The same principle applies to useEffect dependencies, useMemo, useCallback, and React.memo. All of these rely on reference checks. Immutable updates make these optimizations work correctly; mutations silently break them.

Freezing for Safety

In development, you can use Object.freeze() to make mutation throw errors rather than silently succeed. Immer does this automatically in development mode. Libraries like deep-freeze recursively freeze entire object trees.

Freezing is a development-only tool — it adds overhead and should be disabled in production. But during development, it catches an important category of bugs: accidentally mutating state that you thought you were treating immutably.

Performance Considerations

A common objection to immutability is performance: creating new objects on every update sounds expensive. In practice, the cost is negligible for typical frontend state. A shallow copy of an object with 50 keys takes microseconds. The real performance benefit comes from what immutability enables — cheap reference checks that let React skip entire subtree re-renders.

Where immutability can become expensive is in tight loops processing thousands of items. In those cases, consider using mutable local variables within a function (local mutation is fine because it is not observable externally) and returning an immutable result.

Gotchas

  • Array methods that mutatepush, pop, splice, sort, reverse all modify the array in place.
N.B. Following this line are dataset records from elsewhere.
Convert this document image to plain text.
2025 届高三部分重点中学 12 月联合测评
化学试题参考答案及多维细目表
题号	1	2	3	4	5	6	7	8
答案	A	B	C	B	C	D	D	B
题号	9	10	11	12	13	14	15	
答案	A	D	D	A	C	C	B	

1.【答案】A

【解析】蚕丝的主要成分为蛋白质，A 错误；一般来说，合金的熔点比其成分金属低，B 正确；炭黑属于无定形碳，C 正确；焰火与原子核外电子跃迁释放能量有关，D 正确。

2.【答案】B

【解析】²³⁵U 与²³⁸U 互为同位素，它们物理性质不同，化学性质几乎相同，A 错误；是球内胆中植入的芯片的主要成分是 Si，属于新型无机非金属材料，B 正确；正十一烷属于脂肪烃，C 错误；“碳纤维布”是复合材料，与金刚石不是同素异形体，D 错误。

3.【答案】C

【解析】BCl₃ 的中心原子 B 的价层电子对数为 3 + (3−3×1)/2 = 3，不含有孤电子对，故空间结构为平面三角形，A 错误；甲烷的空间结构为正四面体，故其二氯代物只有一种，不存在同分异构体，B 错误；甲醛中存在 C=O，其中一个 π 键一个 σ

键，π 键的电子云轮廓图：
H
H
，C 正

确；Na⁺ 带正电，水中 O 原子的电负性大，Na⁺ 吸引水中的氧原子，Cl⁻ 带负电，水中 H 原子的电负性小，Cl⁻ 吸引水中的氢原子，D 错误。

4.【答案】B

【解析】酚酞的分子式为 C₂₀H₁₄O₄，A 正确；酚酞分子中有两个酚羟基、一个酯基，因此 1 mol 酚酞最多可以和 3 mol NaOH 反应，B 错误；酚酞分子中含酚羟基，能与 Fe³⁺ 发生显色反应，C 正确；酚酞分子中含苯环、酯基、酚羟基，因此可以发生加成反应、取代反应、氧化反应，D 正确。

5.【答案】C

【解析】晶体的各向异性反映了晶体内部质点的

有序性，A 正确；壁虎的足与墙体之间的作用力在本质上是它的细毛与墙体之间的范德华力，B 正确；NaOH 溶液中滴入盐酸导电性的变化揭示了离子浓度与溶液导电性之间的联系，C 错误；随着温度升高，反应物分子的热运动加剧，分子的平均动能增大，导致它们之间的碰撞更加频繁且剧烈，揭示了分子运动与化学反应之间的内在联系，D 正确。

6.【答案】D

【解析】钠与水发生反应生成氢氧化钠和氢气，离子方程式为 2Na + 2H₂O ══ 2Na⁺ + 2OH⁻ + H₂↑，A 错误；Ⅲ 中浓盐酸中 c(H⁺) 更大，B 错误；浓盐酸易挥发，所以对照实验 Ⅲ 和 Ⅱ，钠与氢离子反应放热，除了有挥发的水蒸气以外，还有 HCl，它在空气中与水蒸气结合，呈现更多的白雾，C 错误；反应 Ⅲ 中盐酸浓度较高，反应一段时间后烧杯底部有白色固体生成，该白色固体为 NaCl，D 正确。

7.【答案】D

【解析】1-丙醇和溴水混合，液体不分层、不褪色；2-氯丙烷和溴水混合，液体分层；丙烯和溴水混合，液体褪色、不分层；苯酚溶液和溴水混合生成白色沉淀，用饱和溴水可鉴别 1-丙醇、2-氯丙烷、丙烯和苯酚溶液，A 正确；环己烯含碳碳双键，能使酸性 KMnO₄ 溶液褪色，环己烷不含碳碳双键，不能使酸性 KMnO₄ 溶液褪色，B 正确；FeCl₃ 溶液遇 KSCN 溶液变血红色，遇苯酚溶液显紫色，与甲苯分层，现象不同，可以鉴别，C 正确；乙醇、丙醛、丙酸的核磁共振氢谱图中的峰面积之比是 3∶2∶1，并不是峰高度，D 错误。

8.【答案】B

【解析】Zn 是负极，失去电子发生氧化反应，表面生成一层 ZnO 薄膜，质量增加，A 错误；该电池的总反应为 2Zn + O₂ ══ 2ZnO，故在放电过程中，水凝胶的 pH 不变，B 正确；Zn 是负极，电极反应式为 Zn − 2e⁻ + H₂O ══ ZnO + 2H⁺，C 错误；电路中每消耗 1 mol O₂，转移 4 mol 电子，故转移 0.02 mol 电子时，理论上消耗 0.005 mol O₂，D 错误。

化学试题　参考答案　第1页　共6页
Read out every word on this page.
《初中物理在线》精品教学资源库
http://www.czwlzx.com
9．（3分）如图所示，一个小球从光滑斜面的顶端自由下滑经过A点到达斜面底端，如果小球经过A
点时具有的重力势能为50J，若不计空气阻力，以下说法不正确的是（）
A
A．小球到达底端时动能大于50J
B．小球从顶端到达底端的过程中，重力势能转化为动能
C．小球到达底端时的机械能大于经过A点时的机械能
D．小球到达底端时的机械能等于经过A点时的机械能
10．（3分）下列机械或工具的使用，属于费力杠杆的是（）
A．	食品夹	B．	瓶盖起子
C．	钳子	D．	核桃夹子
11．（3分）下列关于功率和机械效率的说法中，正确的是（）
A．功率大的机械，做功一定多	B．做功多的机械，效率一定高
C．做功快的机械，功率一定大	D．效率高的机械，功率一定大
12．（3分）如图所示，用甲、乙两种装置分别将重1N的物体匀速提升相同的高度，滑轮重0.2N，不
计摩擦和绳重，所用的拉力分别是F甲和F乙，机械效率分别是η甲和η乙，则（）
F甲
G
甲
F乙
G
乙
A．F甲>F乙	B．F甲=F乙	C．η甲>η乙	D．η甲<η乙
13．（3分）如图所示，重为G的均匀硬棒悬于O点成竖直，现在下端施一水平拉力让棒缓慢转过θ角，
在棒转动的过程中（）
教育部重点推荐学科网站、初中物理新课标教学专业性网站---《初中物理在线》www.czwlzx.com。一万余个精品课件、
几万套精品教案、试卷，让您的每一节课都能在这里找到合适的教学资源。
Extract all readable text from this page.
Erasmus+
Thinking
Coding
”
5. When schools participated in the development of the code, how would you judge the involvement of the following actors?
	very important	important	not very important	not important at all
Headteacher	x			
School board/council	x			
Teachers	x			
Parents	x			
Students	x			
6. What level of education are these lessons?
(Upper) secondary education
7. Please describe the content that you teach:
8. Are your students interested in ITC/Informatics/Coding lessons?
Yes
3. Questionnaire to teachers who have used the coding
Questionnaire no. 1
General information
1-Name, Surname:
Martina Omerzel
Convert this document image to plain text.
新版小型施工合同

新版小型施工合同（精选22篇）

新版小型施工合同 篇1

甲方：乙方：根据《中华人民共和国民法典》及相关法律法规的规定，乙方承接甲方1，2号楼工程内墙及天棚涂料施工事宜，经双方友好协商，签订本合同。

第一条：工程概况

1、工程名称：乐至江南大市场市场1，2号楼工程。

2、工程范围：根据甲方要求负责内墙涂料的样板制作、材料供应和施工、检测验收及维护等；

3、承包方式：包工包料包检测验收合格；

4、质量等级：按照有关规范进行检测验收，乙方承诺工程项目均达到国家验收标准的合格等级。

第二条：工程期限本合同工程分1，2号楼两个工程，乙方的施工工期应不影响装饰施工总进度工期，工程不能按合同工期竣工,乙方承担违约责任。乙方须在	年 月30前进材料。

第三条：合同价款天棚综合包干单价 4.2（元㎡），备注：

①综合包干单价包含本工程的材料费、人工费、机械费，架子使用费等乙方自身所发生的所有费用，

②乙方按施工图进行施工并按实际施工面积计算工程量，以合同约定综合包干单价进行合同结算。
Use concat, slice, filter, map, toSorted, and toReversed (ES2023) for immutable alternatives.
  • Shallow copy is not deep copy. Spreading only copies one level. If you spread a parent but forget to spread a nested child, you are sharing a mutable reference to that child between old and new state.
  • const does not mean immutable. const prevents reassignment of the variable binding, but the object it points to is still fully mutable. const obj = {}; obj.x = 1 is perfectly valid JavaScript.
  • Immer's draft is only valid inside produce. Storing or returning the draft proxy outside the callback causes obscure errors because the proxy has been revoked.
  • Normalization reduces the cost of immutable updates. Flat, normalized state (keyed by ID) requires fewer nested spreads than deeply nested trees. This is why Redux recommends normalized state shape.